Communication is a vital aspect to everyday interactions with friends, family and co-workers; however, what we say is only one aspect of how we communicate. Nonverbal communication, through our body language, facial expressions and how we say the message, conveys as much or more meaning than what has been said. Nonverbal research topics may cover any number of components that make up nonverbal communication.

Body Language

According to research completed by Albert H Mehrabian in the 1960s and 1970s body language accounts for 55 percent of the message being conveyed. Body language includes posture when delivering a message, the gestures used and even direct replacement of words such as American Sign Language. Other nonverbal body language clues include personal distance and the angle of the body when delivering a message. For example, a boss with crossed arms across a conference room will not be a positive image. If the boss gets close and pats you on the back while giving a compliment, you get an entirely different impression.

Facial Expressions

Facial expressions are the result of the muscle movements and angle of the face. When provided pictures of different facial expressions, we can name the emotion that is being conveyed such as glee, sadness, anger or fear. Facial expressions can also represent "masks," hiding our real emotions. For example, the salesman who is smiling at you may not be happy at all but irritated the sale has not been completed. Facial expressions can be combined with body language to convey even more complex emotions and messages.

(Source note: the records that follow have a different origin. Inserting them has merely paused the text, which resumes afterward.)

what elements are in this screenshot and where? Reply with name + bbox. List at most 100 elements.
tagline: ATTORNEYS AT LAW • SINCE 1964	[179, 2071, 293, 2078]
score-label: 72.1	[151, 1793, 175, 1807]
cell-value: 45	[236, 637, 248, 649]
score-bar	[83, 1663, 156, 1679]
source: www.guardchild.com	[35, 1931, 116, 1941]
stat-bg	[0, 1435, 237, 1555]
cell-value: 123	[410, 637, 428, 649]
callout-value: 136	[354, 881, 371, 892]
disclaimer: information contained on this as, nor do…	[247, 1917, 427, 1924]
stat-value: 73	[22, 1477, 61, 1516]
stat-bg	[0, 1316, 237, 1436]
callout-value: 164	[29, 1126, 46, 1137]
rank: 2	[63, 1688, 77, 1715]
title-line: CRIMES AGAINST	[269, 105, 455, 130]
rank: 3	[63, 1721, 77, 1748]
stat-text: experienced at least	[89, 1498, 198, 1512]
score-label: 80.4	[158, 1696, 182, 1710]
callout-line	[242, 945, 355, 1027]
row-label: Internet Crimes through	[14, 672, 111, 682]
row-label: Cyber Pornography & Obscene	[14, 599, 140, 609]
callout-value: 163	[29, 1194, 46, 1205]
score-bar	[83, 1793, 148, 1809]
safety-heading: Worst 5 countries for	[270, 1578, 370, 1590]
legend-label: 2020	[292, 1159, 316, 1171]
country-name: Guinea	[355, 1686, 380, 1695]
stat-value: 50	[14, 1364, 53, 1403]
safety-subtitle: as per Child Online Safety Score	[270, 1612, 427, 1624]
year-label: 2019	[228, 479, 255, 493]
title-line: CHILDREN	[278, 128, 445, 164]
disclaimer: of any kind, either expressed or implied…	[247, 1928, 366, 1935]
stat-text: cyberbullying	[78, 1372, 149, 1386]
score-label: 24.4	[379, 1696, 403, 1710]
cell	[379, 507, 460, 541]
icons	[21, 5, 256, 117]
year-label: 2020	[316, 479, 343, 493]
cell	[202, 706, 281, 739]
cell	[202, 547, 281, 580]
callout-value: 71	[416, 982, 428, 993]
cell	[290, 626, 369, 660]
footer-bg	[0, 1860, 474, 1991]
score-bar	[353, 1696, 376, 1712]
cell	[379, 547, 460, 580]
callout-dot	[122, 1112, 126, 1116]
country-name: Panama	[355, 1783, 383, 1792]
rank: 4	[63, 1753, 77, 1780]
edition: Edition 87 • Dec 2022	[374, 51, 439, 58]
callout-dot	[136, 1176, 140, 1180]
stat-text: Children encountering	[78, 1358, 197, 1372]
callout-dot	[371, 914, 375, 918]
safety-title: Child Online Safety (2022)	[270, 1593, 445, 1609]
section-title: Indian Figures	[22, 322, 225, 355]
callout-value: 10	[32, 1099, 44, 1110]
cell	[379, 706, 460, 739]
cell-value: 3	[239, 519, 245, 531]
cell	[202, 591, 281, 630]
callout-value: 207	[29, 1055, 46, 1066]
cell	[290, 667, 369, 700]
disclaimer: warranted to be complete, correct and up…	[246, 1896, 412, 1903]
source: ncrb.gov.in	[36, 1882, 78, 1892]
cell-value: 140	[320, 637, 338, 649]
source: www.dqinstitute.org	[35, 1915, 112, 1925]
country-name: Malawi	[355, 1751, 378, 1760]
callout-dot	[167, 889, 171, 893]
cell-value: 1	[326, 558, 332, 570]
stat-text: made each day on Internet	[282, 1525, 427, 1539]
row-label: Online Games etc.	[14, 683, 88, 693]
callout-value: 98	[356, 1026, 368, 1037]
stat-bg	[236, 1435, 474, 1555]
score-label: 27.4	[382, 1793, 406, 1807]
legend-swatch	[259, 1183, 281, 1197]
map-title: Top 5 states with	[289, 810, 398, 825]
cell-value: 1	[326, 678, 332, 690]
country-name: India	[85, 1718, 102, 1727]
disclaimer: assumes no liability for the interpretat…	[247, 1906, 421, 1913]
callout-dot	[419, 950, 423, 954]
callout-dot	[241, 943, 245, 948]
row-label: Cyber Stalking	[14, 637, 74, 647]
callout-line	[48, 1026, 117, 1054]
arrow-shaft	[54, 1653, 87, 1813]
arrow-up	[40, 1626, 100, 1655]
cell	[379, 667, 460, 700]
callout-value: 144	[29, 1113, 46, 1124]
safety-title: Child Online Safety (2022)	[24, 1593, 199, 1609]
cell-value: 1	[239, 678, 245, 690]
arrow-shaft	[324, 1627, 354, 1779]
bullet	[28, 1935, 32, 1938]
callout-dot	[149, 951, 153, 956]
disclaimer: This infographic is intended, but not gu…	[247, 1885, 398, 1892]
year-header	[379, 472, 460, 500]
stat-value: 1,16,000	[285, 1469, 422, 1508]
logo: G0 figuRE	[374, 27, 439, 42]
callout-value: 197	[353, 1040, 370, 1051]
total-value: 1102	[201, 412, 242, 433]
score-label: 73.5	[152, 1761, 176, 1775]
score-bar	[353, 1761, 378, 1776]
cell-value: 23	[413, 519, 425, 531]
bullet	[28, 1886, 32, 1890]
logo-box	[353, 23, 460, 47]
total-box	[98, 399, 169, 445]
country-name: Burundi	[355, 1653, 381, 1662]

Cross Cultural Nonverbal Communication

Nonverbal communication differs from culture to culture. It is the culture that defines what body language, facial expressions and gestures mean. Since each culture is distinctive, it can making reading nonverbal communication clues difficult. For example, a woman from Japan may smile when discussing the death of a loved one. It is common in Japanese culture for a woman not to show pain so as not to bother others with grieving. In the United States this woman may seem cold because of her smile while discussing the death.

The Human Voice

The human voice conveys much more than just the words being said. The tone of the voice also revels the meaning of the words. A sarcastic tone of voice conveys the opposite meaning to what is being said. The voice can also give other nonverbal clues called paralanguage, which give other important clues to the listener. Paralanguage includes pronunciation, accents, fluency and whether the language being spoke is a native tongue. For example, we may be able to tell if a person is from New York City or North Carolina by the accent of the speaker.